DIEPKLOOF'S ROADSIDE BARBER
Dobe Zulu Hostel is home to around a thousand Zulu migrant workers. Workers they once were, now most of these men swell the ranks of the jobless in South Africa. They live in conditions that in Europe would best be described as squalor; bare, basic, military-style huts. Barracks for an army of workers whose mining jobs had dried up and who could no longer afford to return to their homeland. Men (there were no women) living what seemed like a bitter exile in their own country, estranged from their Kwazulu-Natal province.
An honorary Zulu, of sorts
Before Zanele and Sidney could introduce me, an old man seized my hand and began to shout. He looked me straight in the eyes and continued to shout.
The tighter he gripped my hand, the louder he would shout. I gambled on keeping my eyes on his. Show no fear. That was a phrase going round in my head, even as my Soweto guides began to look more than a little concerned.
The Zulu man shouted, stopped, kissed my hand, turned to the gathering crowd, and all looked to me for my response.
I kissed the Zulu hand, fixing the proud, old, derelict, decaying, once-strong miner in my gaze. He shouted even louder.
Time to get some idea of what was going on, as I didn’t really have a clue. I asked Zanele what I had done to make the Zulu angry.
“No, no. He is very pleased. A white man, and a visitor to South Africa, has set foot in the Dobe camp for the first time. You looked a Zulu in the eye, you kissed his hand. He is happy you are his equal, a Zulu in spirit and welcome to his home.”
The explanation left me relieved; if this was him happy, I’d hate to see him in a temper. And it kind of made me an honorary Zulu.
I was invited inside their hut: brick walls, unlined, unplastered. It must be an icebox in winter, I thought. A kind woman was cooking for a group of eight men who were tucking into a thick maize broth in what looked like a plastic oversized pint glass. The “broth” was fermented alcohol, the maize potently packed with intoxicating juice. The Zulu men were getting wasted, to waste away another day. What else though was there to do on their endlessly open agenda?
I was offered a taste. Sidney drank first. I looked to see if he would immediately fall over and die. No, he was still alive. I had to follow, out of politeness or respect or sheer foolhardiness.
Man! It tasted like no drink I have ever suffered, and it was best described as rough.
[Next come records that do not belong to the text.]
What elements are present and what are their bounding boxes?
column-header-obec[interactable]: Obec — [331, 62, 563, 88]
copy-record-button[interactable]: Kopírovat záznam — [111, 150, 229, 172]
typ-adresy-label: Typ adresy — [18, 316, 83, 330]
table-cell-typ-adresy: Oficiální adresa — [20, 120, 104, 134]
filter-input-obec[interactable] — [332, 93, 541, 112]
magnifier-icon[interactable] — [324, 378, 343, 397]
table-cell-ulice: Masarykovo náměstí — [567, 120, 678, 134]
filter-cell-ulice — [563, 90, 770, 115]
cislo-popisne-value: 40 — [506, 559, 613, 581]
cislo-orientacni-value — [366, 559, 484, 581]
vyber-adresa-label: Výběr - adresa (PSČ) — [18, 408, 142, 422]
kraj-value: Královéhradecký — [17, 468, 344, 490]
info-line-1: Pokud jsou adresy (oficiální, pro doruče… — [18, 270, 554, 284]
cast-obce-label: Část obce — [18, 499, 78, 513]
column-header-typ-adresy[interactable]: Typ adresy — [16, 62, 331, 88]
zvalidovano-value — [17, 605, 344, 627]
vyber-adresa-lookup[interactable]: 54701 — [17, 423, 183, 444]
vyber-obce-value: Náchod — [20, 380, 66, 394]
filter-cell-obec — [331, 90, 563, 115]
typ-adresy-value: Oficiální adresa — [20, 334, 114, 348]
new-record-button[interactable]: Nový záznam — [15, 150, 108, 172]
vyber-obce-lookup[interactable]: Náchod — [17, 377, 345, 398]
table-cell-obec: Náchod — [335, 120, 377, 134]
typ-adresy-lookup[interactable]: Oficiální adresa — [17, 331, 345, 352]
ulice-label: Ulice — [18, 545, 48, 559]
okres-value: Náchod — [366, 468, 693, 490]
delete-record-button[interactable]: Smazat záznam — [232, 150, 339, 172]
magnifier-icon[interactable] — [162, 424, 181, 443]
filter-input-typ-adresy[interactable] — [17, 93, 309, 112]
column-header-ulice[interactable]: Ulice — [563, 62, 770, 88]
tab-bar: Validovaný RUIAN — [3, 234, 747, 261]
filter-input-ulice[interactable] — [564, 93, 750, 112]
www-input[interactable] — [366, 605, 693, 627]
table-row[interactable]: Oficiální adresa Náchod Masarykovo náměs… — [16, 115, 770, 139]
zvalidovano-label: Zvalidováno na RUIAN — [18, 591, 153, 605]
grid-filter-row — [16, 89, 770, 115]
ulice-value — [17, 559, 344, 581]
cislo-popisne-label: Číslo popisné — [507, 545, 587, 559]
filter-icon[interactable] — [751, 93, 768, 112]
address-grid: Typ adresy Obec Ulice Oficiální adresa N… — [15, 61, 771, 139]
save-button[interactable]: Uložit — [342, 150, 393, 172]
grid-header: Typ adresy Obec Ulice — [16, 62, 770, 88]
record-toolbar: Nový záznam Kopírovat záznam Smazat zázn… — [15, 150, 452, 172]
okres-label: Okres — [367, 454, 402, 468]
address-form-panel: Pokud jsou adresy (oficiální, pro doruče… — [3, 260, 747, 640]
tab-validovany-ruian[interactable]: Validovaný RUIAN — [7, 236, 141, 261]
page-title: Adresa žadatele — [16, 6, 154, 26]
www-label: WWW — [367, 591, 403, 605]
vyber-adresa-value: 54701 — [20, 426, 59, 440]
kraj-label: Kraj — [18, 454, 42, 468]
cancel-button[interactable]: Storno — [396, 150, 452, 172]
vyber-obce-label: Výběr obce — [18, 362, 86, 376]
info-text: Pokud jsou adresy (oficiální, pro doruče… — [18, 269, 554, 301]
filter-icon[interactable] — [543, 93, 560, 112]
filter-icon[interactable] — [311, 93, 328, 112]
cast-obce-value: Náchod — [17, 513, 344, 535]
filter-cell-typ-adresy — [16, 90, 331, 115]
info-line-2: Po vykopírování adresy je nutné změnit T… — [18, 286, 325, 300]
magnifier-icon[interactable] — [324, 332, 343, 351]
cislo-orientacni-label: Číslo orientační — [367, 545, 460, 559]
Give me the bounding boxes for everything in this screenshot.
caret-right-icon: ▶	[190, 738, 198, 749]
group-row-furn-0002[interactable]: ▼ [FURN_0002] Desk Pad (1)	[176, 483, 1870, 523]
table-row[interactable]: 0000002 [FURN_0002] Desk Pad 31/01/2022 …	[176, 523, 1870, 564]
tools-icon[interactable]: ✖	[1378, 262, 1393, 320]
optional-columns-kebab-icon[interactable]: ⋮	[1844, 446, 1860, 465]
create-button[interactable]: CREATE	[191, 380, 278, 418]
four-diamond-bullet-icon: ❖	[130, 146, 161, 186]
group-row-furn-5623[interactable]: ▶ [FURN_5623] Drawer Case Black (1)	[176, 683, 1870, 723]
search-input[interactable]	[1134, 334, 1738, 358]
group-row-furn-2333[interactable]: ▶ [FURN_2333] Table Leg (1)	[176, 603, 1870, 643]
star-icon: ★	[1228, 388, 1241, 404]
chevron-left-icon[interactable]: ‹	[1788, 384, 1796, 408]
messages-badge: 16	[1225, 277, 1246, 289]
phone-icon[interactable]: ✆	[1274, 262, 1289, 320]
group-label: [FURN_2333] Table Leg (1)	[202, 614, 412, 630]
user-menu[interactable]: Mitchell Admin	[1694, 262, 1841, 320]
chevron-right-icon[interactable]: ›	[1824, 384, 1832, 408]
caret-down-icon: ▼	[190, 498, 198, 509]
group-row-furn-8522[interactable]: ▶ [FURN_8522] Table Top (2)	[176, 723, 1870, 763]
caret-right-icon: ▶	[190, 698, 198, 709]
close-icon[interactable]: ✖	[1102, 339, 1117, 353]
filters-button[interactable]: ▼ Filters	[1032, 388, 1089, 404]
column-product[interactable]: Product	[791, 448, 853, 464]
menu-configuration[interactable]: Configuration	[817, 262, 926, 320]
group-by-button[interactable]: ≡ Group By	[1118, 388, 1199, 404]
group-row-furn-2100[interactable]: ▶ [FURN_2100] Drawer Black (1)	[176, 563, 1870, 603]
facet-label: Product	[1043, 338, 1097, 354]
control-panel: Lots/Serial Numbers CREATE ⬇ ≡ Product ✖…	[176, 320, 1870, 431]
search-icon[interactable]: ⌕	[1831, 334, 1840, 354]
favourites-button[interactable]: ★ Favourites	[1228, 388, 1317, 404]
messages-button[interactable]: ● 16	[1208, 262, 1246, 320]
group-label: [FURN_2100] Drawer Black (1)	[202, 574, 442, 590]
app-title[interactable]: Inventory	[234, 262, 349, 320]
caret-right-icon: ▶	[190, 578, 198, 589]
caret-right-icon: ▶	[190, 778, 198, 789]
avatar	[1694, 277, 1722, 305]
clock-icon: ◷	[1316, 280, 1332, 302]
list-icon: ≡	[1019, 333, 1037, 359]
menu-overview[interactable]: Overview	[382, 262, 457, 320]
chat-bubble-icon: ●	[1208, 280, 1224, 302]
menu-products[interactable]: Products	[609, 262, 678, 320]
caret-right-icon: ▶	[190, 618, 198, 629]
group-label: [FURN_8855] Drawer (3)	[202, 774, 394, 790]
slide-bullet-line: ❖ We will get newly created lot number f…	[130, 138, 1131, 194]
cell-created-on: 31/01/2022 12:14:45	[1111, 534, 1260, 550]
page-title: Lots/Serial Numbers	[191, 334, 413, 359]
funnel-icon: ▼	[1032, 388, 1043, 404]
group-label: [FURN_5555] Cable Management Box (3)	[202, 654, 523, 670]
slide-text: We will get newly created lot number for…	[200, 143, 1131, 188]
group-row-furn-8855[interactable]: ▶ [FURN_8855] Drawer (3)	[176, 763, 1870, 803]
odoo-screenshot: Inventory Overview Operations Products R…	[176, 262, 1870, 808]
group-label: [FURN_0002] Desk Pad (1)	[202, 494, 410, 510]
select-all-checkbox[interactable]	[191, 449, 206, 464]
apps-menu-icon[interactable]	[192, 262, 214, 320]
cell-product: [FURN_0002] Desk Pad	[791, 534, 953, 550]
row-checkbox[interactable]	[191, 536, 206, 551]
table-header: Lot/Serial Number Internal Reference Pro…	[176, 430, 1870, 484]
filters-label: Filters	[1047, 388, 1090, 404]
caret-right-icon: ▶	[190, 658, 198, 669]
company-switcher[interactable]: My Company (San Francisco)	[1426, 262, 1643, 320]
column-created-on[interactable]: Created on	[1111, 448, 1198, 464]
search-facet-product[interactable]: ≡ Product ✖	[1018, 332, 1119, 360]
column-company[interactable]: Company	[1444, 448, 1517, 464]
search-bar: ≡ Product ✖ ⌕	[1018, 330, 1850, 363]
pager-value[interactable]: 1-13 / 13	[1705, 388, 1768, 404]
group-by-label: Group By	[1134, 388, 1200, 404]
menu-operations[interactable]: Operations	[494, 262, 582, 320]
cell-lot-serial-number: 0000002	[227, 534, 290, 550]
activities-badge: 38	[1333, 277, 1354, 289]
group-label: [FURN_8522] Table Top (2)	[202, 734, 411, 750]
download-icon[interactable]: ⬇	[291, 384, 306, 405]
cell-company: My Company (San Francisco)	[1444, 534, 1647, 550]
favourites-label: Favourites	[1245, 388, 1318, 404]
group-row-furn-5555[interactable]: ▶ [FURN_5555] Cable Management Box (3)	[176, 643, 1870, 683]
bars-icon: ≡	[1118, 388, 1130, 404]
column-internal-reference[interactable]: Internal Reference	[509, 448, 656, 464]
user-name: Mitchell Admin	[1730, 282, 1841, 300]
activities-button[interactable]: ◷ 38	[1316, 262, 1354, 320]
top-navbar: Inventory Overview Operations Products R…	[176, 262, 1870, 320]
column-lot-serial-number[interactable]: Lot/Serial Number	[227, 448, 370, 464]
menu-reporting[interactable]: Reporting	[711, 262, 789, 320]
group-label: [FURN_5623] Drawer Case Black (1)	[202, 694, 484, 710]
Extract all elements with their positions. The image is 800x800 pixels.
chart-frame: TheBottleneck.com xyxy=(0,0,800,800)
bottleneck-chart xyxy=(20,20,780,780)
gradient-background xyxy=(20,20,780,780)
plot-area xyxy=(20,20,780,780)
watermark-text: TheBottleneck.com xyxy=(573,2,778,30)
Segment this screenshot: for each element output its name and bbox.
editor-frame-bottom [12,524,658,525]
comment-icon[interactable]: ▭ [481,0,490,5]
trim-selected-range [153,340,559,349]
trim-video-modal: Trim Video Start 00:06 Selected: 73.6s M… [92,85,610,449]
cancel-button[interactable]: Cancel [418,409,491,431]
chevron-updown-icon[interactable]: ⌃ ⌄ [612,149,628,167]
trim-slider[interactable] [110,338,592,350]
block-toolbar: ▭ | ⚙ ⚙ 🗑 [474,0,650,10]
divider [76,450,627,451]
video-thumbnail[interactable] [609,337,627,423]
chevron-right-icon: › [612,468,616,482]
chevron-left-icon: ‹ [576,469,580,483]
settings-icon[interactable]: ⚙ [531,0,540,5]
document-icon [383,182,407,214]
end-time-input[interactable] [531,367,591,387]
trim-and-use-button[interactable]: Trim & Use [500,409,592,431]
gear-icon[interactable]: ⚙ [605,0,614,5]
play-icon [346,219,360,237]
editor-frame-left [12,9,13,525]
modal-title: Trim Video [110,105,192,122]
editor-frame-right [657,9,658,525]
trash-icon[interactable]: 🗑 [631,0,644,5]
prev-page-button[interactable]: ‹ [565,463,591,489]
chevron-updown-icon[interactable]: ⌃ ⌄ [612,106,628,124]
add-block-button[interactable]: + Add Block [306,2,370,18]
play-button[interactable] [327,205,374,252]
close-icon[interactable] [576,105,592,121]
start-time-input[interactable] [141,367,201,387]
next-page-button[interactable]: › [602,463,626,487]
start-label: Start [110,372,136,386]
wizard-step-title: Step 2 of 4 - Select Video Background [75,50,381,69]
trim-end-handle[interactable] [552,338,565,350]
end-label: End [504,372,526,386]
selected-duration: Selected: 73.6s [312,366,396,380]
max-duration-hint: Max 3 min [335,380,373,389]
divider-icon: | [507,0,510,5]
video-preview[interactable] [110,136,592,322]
A sip was all I could tolerate, to the great amusement of the Zulu men.
We shook hands, they told me their European names, and all smiled as they asked to have their picture taken with me.
“Show them how we live,” said one who called himself Charles. The sadness in his eyes will live with me forever.
“But they do not want to pay rent.” Sidney’s attitude towards the Dobe Zulus was one of exasperation.
A man made alterations to clothes, patching, shortening, shaping for an umpteenth reworking of a garment. He worked in the shadow of decrepit buildings with shops staffed by shopkeepers who smiled at their strange visitor from a foreign TV channel.
Home of pirates and the Mandelas
We pulled away from the Zulu camp and headed towards Orlando, home of the famous football team, the Pirates, and to Soweto’s first family, the Mandelas.
Orlando is as close to gentrification as Soweto seems to have. Streets have been relaid perfectly.
The Mandelas’ original family house is now a museum. A Mandela Family Restaurant does business on the other side of the street. The house has actually been rebuilt; it was burned down while Nelson Mandela was in prison and his second wife, Winnie, was banned from the area by the apartheid government.
Zanele and Sidney want me to see a place special to them. The nearby memorial to Hector Peterson — a 13-year-old boy killed by police gunfire at a school protest in Soweto — is a moving place. His killing was a moment that shook the world into realisation of the horror of the regime in South Africa, of how black Africans were being mistreated.